Voter purges are not inherently discriminatory. “When done correctly,” the report explains, “purges ensure the voter rolls are accurate and up-to-date.” When they’re abused, however, “purges disenfranchise legitimate voters (often when it is too close to an election to rectify the mistake), causing confusion and delay at the polls.” And the abuse post-Shelby v. Holder is rising.

“Our research,” the report says, “suggests great cause for concern that the Supreme Court’s 2013 decision in Shelby County v. Holder … has had a profound and negative impact.”

The Brennan Center found that from 2014 to 2016, states removed almost 16 million voters from their rolls. Nearly 4 million more names were removed from voter lists during this period than from 2006 to 2008. Worse, the report continues, “for the two election cycles between 2012 and 2016, jurisdictions no longer subject to federal preclearance had purge rates significantly higher than jurisdictions that did not have it in 2013.”

Researchers believe that 2 million fewer voters would have been removed from  2012 to 2016 had the states previously subject to preclearance purged at the same rate as those states not subject to it. Texas and Georgia are just two examples the authors highlight:

In Texas, for example, one of the states previously subject to federal preclearance, approximately 363,000 more voters were erased from the rolls in the first election cycle after Shelby County than in the comparable midterm election cycle immediately preceding it. And Georgia purged twice as many voters—1.5 million—between the 2012 and 2016 elections as it did between 2008 and 2012.

As Michael Harriot adds in his analysis of the report in The Root, “These are not random, isolated cases. It is a methodical effort that disproportionately affects minority voters.”

The Brennan Center’s research and Harriot’s analysis bear this out.  He writes, “A federal court halted a purge after Hurricane Katrina after justices found that one-third of the purged names came from a majority black parish [Orleans Parish].” In 1986 in Louisiana, an official said  a voter purge “could really keep the black vote down considerably.”

Harriot explains the sometimes subtle, sometimes shockingly open methods that states use to purge minority voters in particular from their rolls:

Some states purge rolls based solely on names but non-whites are more likely to have the same names. According to the U.S. Census Bureau, 16.3 percent of Hispanic people and 13 percent of black people have one of the 10 most common surnames, compared to 4.5 percent of white people.

Address changes, even within the same election districts, also affect whether someone gets purged. According to Harriot, black and Latinx voters are more likely to move, and officials use a process called voter caging, which, Harriot says, “intentionally sends mail to verify addresses in a format that cannot be forwarded, leading to the disenfranchisement of hundreds of thousands of eligible voters.”

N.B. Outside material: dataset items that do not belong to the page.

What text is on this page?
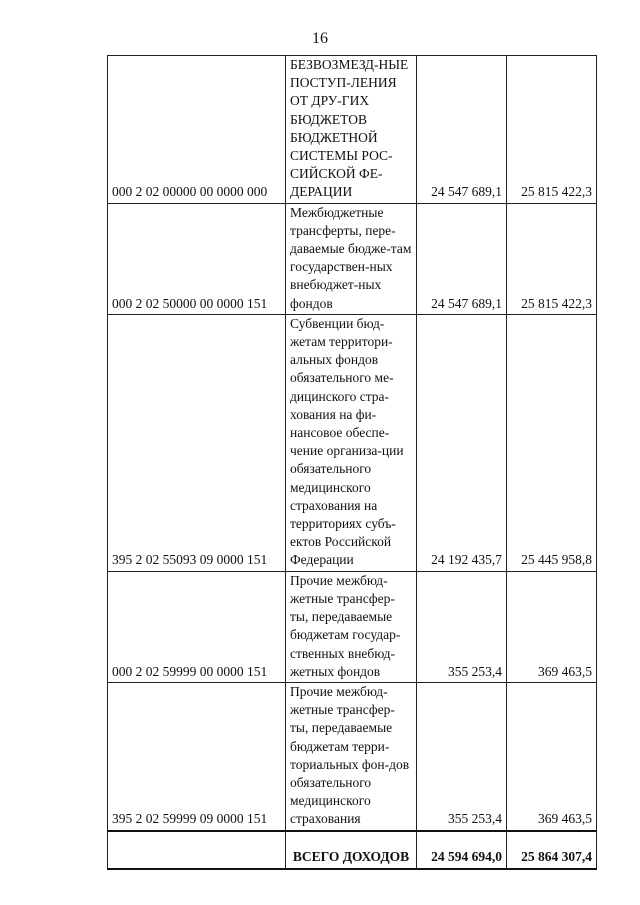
16
000 2 02 00000 00 0000 000	БЕЗВОЗМЕЗД-НЫЕ ПОСТУП-ЛЕНИЯ ОТ ДРУ-ГИХ БЮДЖЕТОВ БЮДЖЕТНОЙ СИСТЕМЫ РОС-СИЙСКОЙ ФЕ-ДЕРАЦИИ	24 547 689,1	25 815 422,3
000 2 02 50000 00 0000 151	Межбюджетные трансферты, пере-даваемые бюдже-там государствен-ных внебюджет-ных фондов	24 547 689,1	25 815 422,3
395 2 02 55093 09 0000 151	Субвенции бюд-жетам территори-альных фондов обязательного ме-дицинского стра-хования на фи-нансовое обеспе-чение организа-ции обязательного медицинского страхования на территориях субъ-ектов Российской Федерации	24 192 435,7	25 445 958,8
000 2 02 59999 00 0000 151	Прочие межбюд-жетные трансфер-ты, передаваемые бюджетам государ-ственных внебюд-жетных фондов	355 253,4	369 463,5
395 2 02 59999 09 0000 151	Прочие межбюд-жетные трансфер-ты, передаваемые бюджетам терри-ториальных фон-дов обязательного медицинского страхования	355 253,4	369 463,5
	ВСЕГО ДОХОДОВ	24 594 694,0	25 864 307,4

The consequences of Shelby v. Holder continue to influence the voting landscape, and the Brennan Center researchers are not optimistic about the outlook for protecting access to the ballot. Voter purging was not the only impact of the case. After Shelby County v. Holder, the researchers write:

Of the nine states once fully covered by the Voting Rights Act, seven have passed restrictive legislation since 2010. Of the 41 states not fully covered, only 18 passed restrictive laws over the same period. Two of these states (Florida and North Carolina) each had several counties subject to the Voting Rights Act.

Section 4 ensured that state lawmakers and election officials would at least have had more scrutiny from the federal government when it came to their voting operations and oversight.